Here's an amateurish (and probably quite ugly) chart showing the average sudoku experience:
There's stuff about France, but given that it's about the French, it's probably just easier to say that they probably gave up quickly on this 'devil's magic' (or was that the people they colonized (i.e. early Canadians) ?).
Truly, nothing less than Satan's trickery.
'Modern' sudoku first appeared in the late 70's, in some magazine published by Dell Magazines, as 'Number Place'.
With a name like that, it's a surprise it didn't take the world by storm over the weekend.
"I gotta get me some Number Place"
Eventually, it found it's way to Japan (never a good sign) in the mid-80's.
Given that Japan is also the global capital of tentacle porn, it's highly likely that some offshoot of the two has sprung up in some place.
This, but 100 times worse
According to the esteemed Dr. Wiki (PhD in 'everything-ology' and multiple MD's in 'knowledge-onomy'), sudoku's rise in popularity took place in 2005, which makes leading social researchers wonder just how bored the world must have been, and what might have caused such a thing.

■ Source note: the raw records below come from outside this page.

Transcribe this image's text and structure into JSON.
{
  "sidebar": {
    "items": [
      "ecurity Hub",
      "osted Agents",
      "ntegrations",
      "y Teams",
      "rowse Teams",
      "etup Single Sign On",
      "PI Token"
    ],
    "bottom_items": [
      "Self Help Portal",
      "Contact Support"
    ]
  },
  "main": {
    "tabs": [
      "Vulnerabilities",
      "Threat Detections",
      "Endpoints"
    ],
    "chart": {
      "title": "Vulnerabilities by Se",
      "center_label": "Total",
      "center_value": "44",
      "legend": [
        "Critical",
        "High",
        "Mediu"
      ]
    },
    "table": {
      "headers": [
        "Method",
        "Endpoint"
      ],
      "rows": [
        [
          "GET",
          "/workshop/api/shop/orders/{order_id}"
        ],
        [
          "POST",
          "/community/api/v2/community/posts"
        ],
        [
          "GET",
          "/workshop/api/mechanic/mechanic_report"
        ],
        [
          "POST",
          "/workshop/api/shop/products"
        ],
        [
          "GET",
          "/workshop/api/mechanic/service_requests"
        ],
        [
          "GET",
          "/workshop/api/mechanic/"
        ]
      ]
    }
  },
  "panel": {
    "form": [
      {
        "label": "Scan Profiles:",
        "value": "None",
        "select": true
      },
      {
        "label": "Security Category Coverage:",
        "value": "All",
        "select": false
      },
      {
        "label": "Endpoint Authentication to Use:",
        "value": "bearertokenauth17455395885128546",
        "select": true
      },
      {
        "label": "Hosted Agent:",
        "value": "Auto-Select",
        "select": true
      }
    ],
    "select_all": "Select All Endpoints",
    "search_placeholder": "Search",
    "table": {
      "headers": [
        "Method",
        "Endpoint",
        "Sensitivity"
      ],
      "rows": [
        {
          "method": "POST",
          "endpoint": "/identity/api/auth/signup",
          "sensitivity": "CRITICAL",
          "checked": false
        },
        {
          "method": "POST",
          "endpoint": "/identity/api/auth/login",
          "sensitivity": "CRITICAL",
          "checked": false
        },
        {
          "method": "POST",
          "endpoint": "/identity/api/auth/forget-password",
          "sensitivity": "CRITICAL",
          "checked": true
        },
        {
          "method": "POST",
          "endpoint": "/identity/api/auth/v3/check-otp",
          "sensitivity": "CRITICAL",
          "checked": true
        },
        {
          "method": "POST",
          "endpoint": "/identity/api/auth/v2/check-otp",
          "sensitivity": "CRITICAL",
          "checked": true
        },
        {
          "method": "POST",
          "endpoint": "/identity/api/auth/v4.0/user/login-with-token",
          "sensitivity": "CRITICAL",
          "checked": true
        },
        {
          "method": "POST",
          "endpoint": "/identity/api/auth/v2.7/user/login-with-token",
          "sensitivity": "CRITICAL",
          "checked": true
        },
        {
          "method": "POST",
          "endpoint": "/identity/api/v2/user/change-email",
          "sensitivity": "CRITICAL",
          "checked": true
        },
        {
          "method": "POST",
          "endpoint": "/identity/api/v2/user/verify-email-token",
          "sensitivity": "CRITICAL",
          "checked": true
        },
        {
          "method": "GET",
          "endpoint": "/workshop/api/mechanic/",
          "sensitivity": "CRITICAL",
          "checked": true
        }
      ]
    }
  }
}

Yup, the world must've been hella bored.
There are variants, in case the person isn't bored enough for/has nothing better to do than the normal version.
There are also apparently tournaments.
We've come so far since we stoned dinosaurs to death for their meat and fur.
In case one wishes to become better/learn how to solve these things faster, there are many free resources to be found by google or on youtube.
There are also how-to books and whatever, but seriously, you can probably just get the pdf's of those somewhere (disclaimer: Cracked.com does not advocate the cool crime of internet piracy (or ripping off Futurama)).